Et donc c’est une génération de jeunes gens qui étaient descendus dans la rue, dans les années 2006-2007 pour le changement, pour une action positive pour toute la Guinée. Ils ont payé un tribut très lourd. Et de ce point de vue, cet axe est devenu l’axe politique le plus actif dans notre pays. Et symbolise la quête d’une jeunesse qui aspire à un profond changement, qui aspire à la modernité, qui aspire au progrès mais qui est engluée dans le chômage, dans le déclassement social. De ce point de vue pour avoir cette génération d’acteurs politiques nouveau, il faut proposer un projet qui puisse les conforter d’être des citoyens à part entière, d’avoir de l’espoir pour l’avenir et de pouvoir résoudre les demandes sociales qui sont presque le chômage, disons le logement etc. la plupart d’entre eux, la question de logement, ceux qui étaient actifs dans les années 2000 ont pratiquement plus de 30 ans. Ils doivent se marier, ils n’ont pas de logement, pas de travail. Qu’est-ce que vous voulez qu’ils deviennent ?
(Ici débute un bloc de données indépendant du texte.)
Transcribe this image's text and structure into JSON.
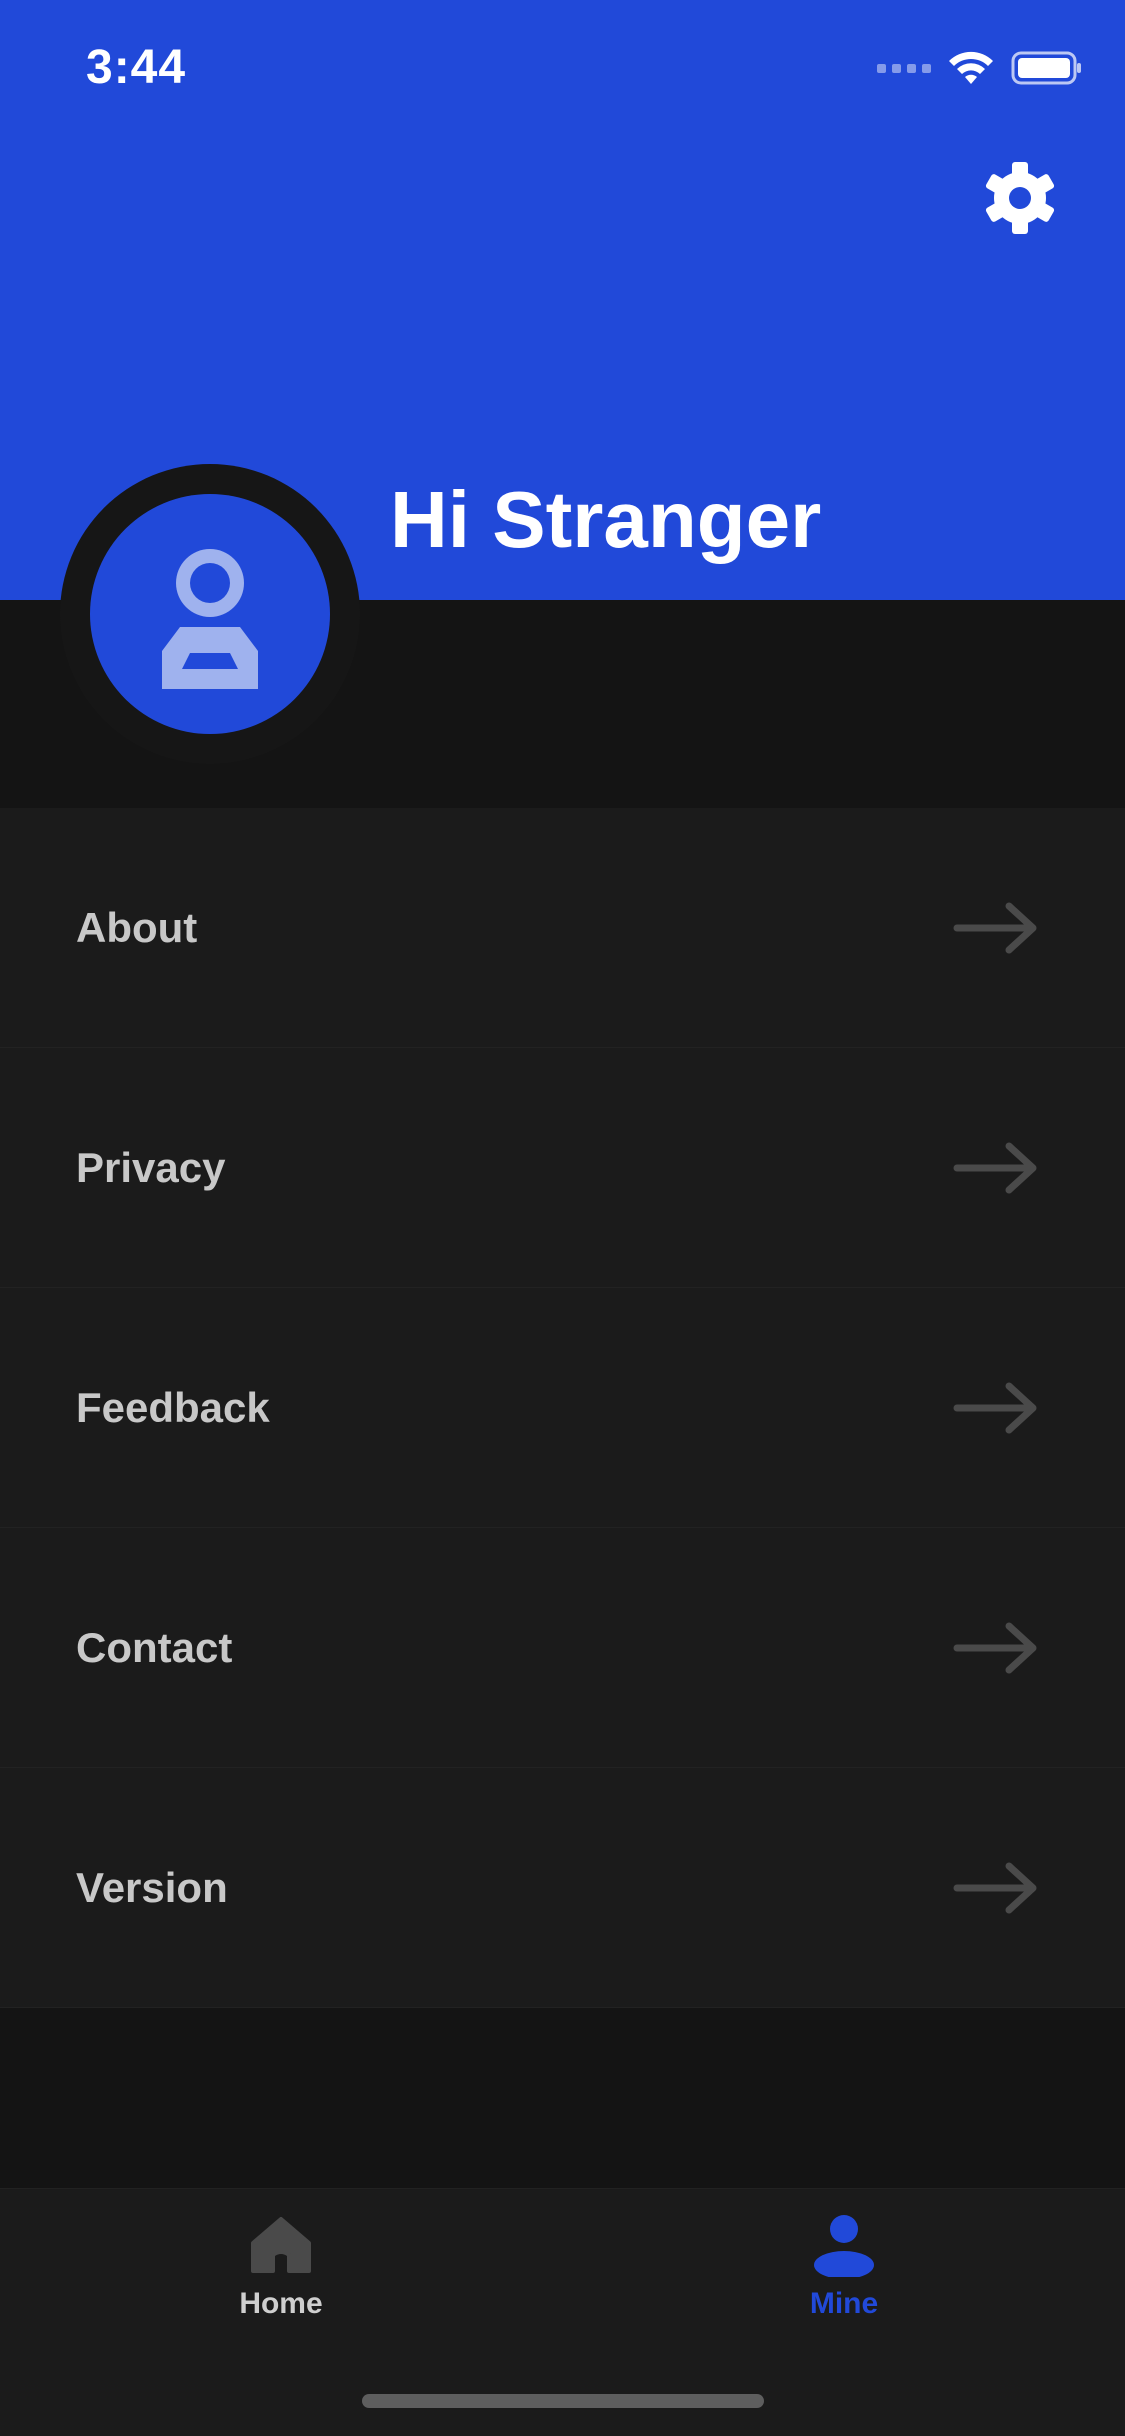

Donc, c’est extrêmement important de ne pas se tromper de chemin et de savoir que l’axe Hamdallaye-cimenterie si quelqu’un veut avoir une implantation solide à ce niveau-là, il faut aller de manière concrète vers la résolution des graves demandes sociales qui se posent à cette majorité de la population. Et bon si je suis très présent là-bas, c’est parce que beaucoup d’entre eux estiment que je les ai toujours accompagnés depuis très longtemps pour aller vers disons un avenir meilleur et nous continuerons d’y aller. Je souhaite que beaucoup d’entre eux deviennent les leaders dont principalement la commune de Ratoma aura besoin pour les prochaines communales.
Vous aviez à un moment lancé une opération de quête de fonds en faveur de votre parti. Où en est-on aujourd’hui dans la mobilisation de ces fonds ? Quelle est la somme récoltée à ce jour?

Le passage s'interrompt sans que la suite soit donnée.